As a product, Marmite knows that it is either appreciated or despised for its distinctive taste. As a brand, it has often drawn on this, its very own human truth. It so cleverly resonates with both lovers and haters of the product that it becomes irrelevant, whether or not you like it. The brand and its communications connect more strongly with something that goes beyond personal taste.

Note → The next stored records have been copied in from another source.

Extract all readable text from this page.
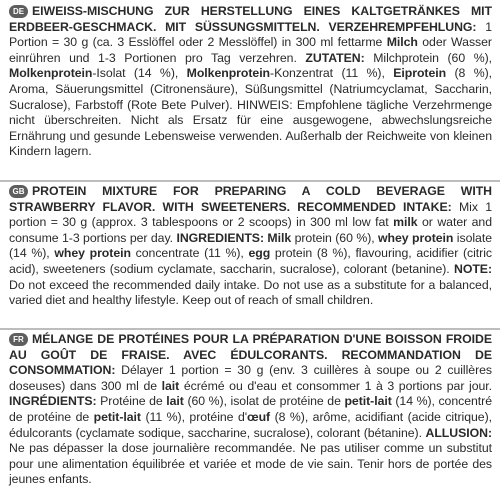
DE EIWEISS-MISCHUNG ZUR HERSTELLUNG EINES KALTGETRÄNKES MIT ERDBEER-GESCHMACK. MIT SÜSSUNGSMITTELN. VERZEHREMPFEHLUNG: 1 Portion = 30 g (ca. 3 Esslöffel oder 2 Messlöffel) in 300 ml fettarme Milch oder Wasser einrühren und 1-3 Portionen pro Tag verzehren. ZUTATEN: Milchprotein (60 %), Molkenprotein-Isolat (14 %), Molkenprotein-Konzentrat (11 %), Eiprotein (8 %), Aroma, Säuerungsmittel (Citronensäure), Süßungsmittel (Natriumcyclamat, Saccharin, Sucralose), Farbstoff (Rote Bete Pulver). HINWEIS: Empfohlene tägliche Verzehrmenge nicht überschreiten. Nicht als Ersatz für eine ausgewogene, abwechslungsreiche Ernährung und gesunde Lebensweise verwenden. Außerhalb der Reichweite von kleinen Kindern lagern.

GB PROTEIN MIXTURE FOR PREPARING A COLD BEVERAGE WITH STRAWBERRY FLAVOR. WITH SWEETENERS. RECOMMENDED INTAKE: Mix 1 portion = 30 g (approx. 3 tablespoons or 2 scoops) in 300 ml low fat milk or water and consume 1-3 portions per day. INGREDIENTS: Milk protein (60 %), whey protein isolate (14 %), whey protein concentrate (11 %), egg protein (8 %), flavouring, acidifier (citric acid), sweeteners (sodium cyclamate, saccharin, sucralose), colorant (betanine). NOTE: Do not exceed the recommended daily intake. Do not use as a substitute for a balanced, varied diet and healthy lifestyle. Keep out of reach of small children.

FR MÉLANGE DE PROTÉINES POUR LA PRÉPARATION D'UNE BOISSON FROIDE AU GOÛT DE FRAISE. AVEC ÉDULCORANTS. RECOMMANDATION DE CONSOMMATION: Délayer 1 portion = 30 g (env. 3 cuillères à soupe ou 2 cuillères doseuses) dans 300 ml de lait écrémé ou d'eau et consommer 1 à 3 portions par jour. INGRÉDIENTS: Protéine de lait (60 %), isolat de protéine de petit-lait (14 %), concentré de protéine de petit-lait (11 %), protéine d'œuf (8 %), arôme, acidifiant (acide citrique), édulcorants (cyclamate sodique, saccharine, sucralose), colorant (bétanine). ALLUSION: Ne pas dépasser la dose journalière recommandée. Ne pas utiliser comme un substitut pour une alimentation équilibrée et variée et mode de vie sain. Tenir hors de portée des jeunes enfants.
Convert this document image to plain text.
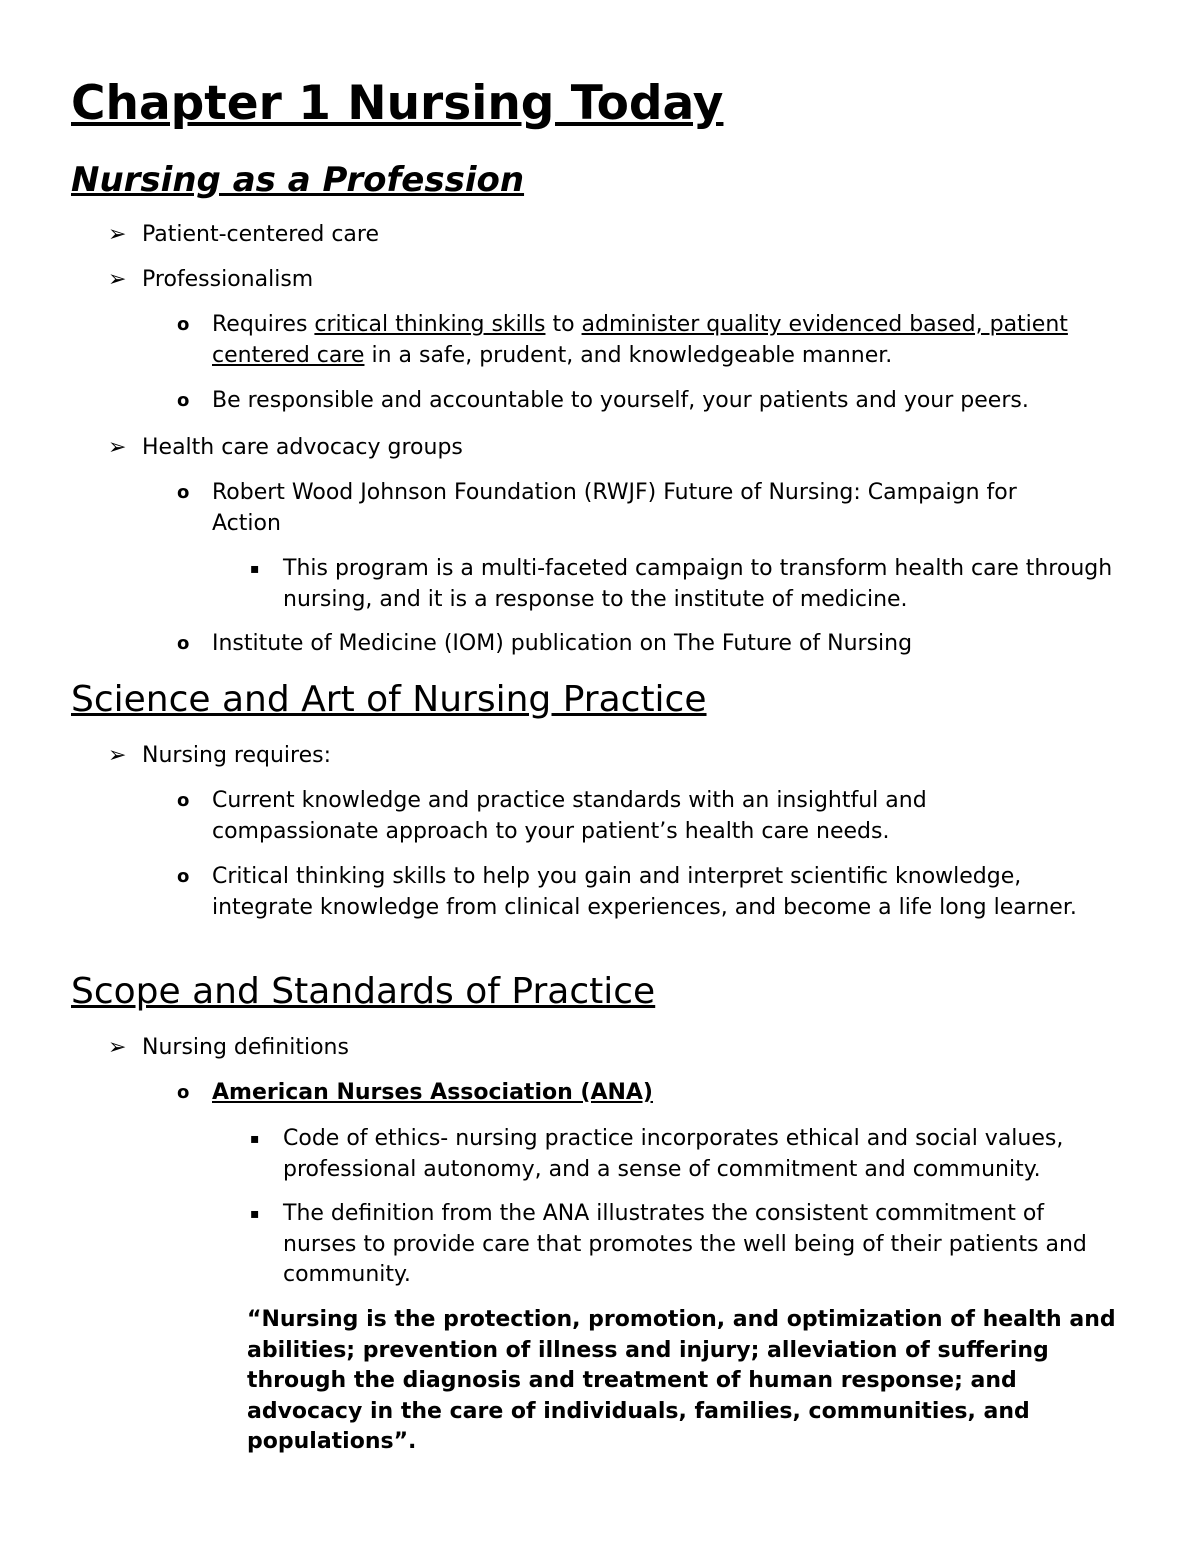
Chapter 1 Nursing Today
Nursing as a Profession
➢ Patient-centered care
➢ Professionalism
o Requires critical thinking skills to administer quality evidenced based, patient centered care in a safe, prudent, and knowledgeable manner.
o Be responsible and accountable to yourself, your patients and your peers.
➢ Health care advocacy groups
o Robert Wood Johnson Foundation (RWJF) Future of Nursing: Campaign for Action
▪ This program is a multi-faceted campaign to transform health care through nursing, and it is a response to the institute of medicine.
o Institute of Medicine (IOM) publication on The Future of Nursing
Science and Art of Nursing Practice
➢ Nursing requires:
o Current knowledge and practice standards with an insightful and compassionate approach to your patient’s health care needs.
o Critical thinking skills to help you gain and interpret scientific knowledge, integrate knowledge from clinical experiences, and become a life long learner.
Scope and Standards of Practice
➢ Nursing definitions
o American Nurses Association (ANA)
▪ Code of ethics- nursing practice incorporates ethical and social values, professional autonomy, and a sense of commitment and community.
▪ The definition from the ANA illustrates the consistent commitment of nurses to provide care that promotes the well being of their patients and community.
“Nursing is the protection, promotion, and optimization of health and abilities; prevention of illness and injury; alleviation of suffering through the diagnosis and treatment of human response; and advocacy in the care of individuals, families, communities, and populations”.
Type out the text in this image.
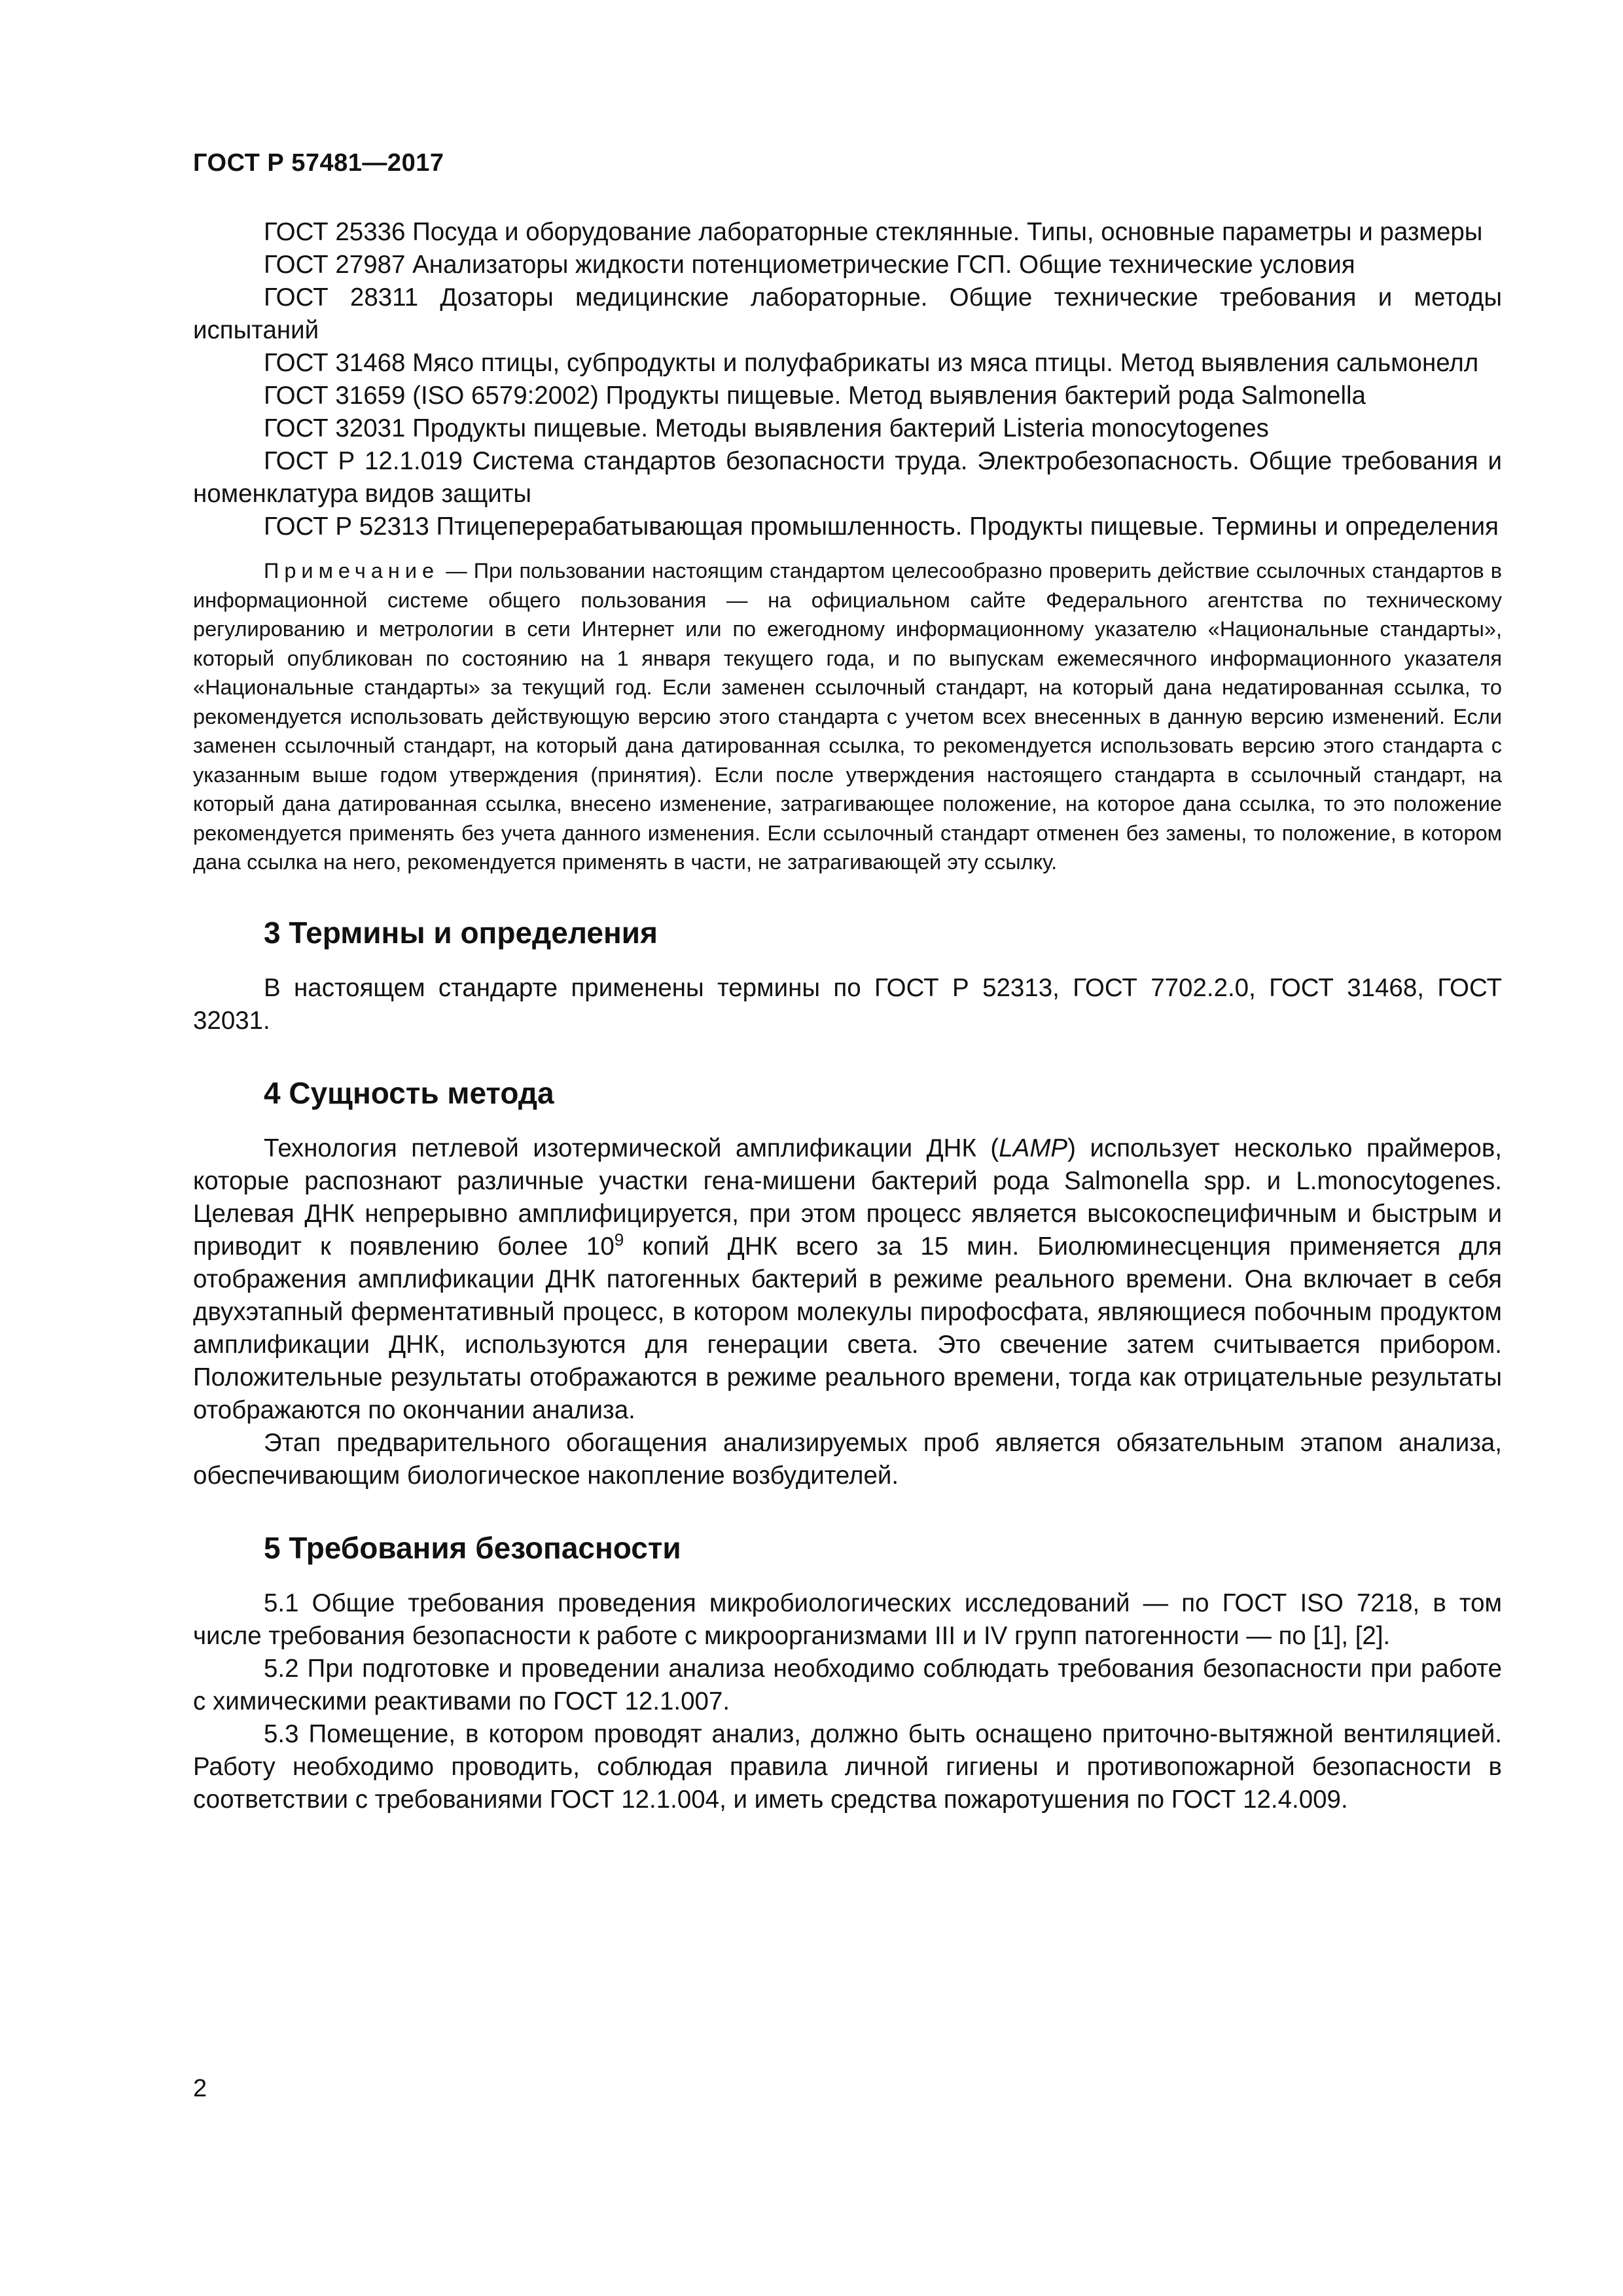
ГОСТ Р 57481—2017

ГОСТ 25336 Посуда и оборудование лабораторные стеклянные. Типы, основные параметры и размеры

ГОСТ 27987 Анализаторы жидкости потенциометрические ГСП. Общие технические условия

ГОСТ 28311 Дозаторы медицинские лабораторные. Общие технические требования и методы испытаний

ГОСТ 31468 Мясо птицы, субпродукты и полуфабрикаты из мяса птицы. Метод выявления сальмонелл

ГОСТ 31659 (ISO 6579:2002) Продукты пищевые. Метод выявления бактерий рода Salmonella

ГОСТ 32031 Продукты пищевые. Методы выявления бактерий Listeria monocytogenes

ГОСТ Р 12.1.019 Система стандартов безопасности труда. Электробезопасность. Общие требования и номенклатура видов защиты

ГОСТ Р 52313 Птицеперерабатывающая промышленность. Продукты пищевые. Термины и определения

Примечание — При пользовании настоящим стандартом целесообразно проверить действие ссылочных стандартов в информационной системе общего пользования — на официальном сайте Федерального агентства по техническому регулированию и метрологии в сети Интернет или по ежегодному информационному указателю «Национальные стандарты», который опубликован по состоянию на 1 января текущего года, и по выпускам ежемесячного информационного указателя «Национальные стандарты» за текущий год. Если заменен ссылочный стандарт, на который дана недатированная ссылка, то рекомендуется использовать действующую версию этого стандарта с учетом всех внесенных в данную версию изменений. Если заменен ссылочный стандарт, на который дана датированная ссылка, то рекомендуется использовать версию этого стандарта с указанным выше годом утверждения (принятия). Если после утверждения настоящего стандарта в ссылочный стандарт, на который дана датированная ссылка, внесено изменение, затрагивающее положение, на которое дана ссылка, то это положение рекомендуется применять без учета данного изменения. Если ссылочный стандарт отменен без замены, то положение, в котором дана ссылка на него, рекомендуется применять в части, не затрагивающей эту ссылку.

3 Термины и определения

В настоящем стандарте применены термины по ГОСТ Р 52313, ГОСТ 7702.2.0, ГОСТ 31468, ГОСТ 32031.

4 Сущность метода

Технология петлевой изотермической амплификации ДНК (LAMP) использует несколько праймеров, которые распознают различные участки гена-мишени бактерий рода Salmonella spp. и L.monocytogenes. Целевая ДНК непрерывно амплифицируется, при этом процесс является высокоспецифичным и быстрым и приводит к появлению более $10^9$ копий ДНК всего за 15 мин. Биолюминесценция применяется для отображения амплификации ДНК патогенных бактерий в режиме реального времени. Она включает в себя двухэтапный ферментативный процесс, в котором молекулы пирофосфата, являющиеся побочным продуктом амплификации ДНК, используются для генерации света. Это свечение затем считывается прибором. Положительные результаты отображаются в режиме реального времени, тогда как отрицательные результаты отображаются по окончании анализа.

Этап предварительного обогащения анализируемых проб является обязательным этапом анализа, обеспечивающим биологическое накопление возбудителей.

5 Требования безопасности

5.1 Общие требования проведения микробиологических исследований — по ГОСТ ISO 7218, в том числе требования безопасности к работе с микроорганизмами III и IV групп патогенности — по [1], [2].

5.2 При подготовке и проведении анализа необходимо соблюдать требования безопасности при работе с химическими реактивами по ГОСТ 12.1.007.

5.3 Помещение, в котором проводят анализ, должно быть оснащено приточно-вытяжной вентиляцией. Работу необходимо проводить, соблюдая правила личной гигиены и противопожарной безопасности в соответствии с требованиями ГОСТ 12.1.004, и иметь средства пожаротушения по ГОСТ 12.4.009.

2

Alternatively, if the product or brand doesn’t speak to a universal human truth, there’s the option of applying culturally relevant research and communication methods. Ethnographer and researcher, Anya Evans, used Tinder as a methodological tool to reach people who were difficult to connect with. Applying the principals of Tinder (namely, the way it operates by gathering data about individuals, and connecting those individuals with people in search of specific criteria), Evans was able to navigate through the restricted field (Occupied Palestinian West Bank) and interact with the people within it.
Imagine the possibilities for market researchers and advertisers looking to communicate with hard-to-reach consumers by simply using the technology that people are already using.
Why be limited to human truth and cultural method; why not use both? IKEA is on a mission to “put people first”. In an extensive ethnographic study, IKEA sent researchers on home visits around the world to better understand what “domestic bliss” looks like culturally and geographically. This hasn’t only informed its product innovation; it’s given it them a clearer idea of who its consumers are.
We all have basic needs, desires, and preferences that manifest in different ways. It’s up to the marketer to uncover these human truths; it’s the task of the advertiser to effectively communicate them; and it’s the brand’s mission to connect with a human truth.